Aussi éloignés du "patrons voyous" et du "tous pourris" imbéciles que de la fascination stupide devant l'hypercapitalisation, nous, jeunes engagés de différentes sensibilités, citoyens actifs ou
simples consommateurs d'aujourd'hui et de demain, salariés et entrepreneurs, demandons à l'Etat français d'oeuvrer très concrètement pour une obligation d’information des entreprises sur leur
impact, et ainsi de remédier à la schizophrénie de la relation entre Français et entreprises.
Le seul moyen, à nos yeux, de rétablir un lien de confiance est d'aider les Français à distinguer les entreprises les unes des autres.
Pour ce faire, nous demandons la mise en place d'outils d'évaluation de l'impact des entreprises dans les domaines environnementaux et sociaux demandé par l’Alliance pour la Planète et ses
membres (WWF, Greenpeace, Amis de la Terre, Ecologie Sans Frontières, Good Planet, Agrisud…).
Non les entreprises ne sont pas à ranger toutes dans le même panier ! Oui nous souhaitons aider et favoriser celles qui n'handicapent pas notre avenir ni celui des générations futures.
Il nous manque des informations compréhensibles par tous, informations permettant à chacun de comparer et de choisir.

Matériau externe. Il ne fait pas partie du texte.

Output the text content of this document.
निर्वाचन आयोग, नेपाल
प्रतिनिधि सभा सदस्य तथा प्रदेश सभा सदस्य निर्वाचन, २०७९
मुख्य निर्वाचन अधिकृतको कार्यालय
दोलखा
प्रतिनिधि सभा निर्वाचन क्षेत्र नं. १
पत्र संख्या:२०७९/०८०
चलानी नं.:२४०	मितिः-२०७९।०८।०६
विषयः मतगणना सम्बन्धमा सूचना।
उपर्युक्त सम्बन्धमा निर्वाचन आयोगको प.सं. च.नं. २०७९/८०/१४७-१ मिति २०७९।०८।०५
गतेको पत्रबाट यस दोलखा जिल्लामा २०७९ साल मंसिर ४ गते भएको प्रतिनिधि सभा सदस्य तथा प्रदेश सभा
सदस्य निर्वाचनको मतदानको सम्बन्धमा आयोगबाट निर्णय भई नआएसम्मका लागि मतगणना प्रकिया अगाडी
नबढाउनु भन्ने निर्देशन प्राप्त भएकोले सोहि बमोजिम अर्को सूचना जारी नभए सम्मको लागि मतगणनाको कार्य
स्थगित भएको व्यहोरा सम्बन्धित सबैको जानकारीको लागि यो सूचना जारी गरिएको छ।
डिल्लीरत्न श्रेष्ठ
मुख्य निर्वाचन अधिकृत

Quels sont les impacts positifs et négatifs des entreprises françaises, présentes sur le sol français, ou de leurs filiales à l'international ? (Que vaut en 2007 une entreprise propre en France
et pollueuse dans le reste du Monde ?)
Pour permettre ce choix, les bons élèves doivent être distingués des autres. Il est donc normal que les entreprises qui refusent d‘informer sur leur impact environnemental soient sanctionnées.
C’est à ce prix que les entreprises vertueuses récolteront l’avantage concurrentiel qu’elles méritent.
Seules ces informations permettraient d’influer réellement sur les pratiques.
Ce que nous demandons aux élus de la République, ce n’est pas de parler du changement mais de réaliser celui-ci.»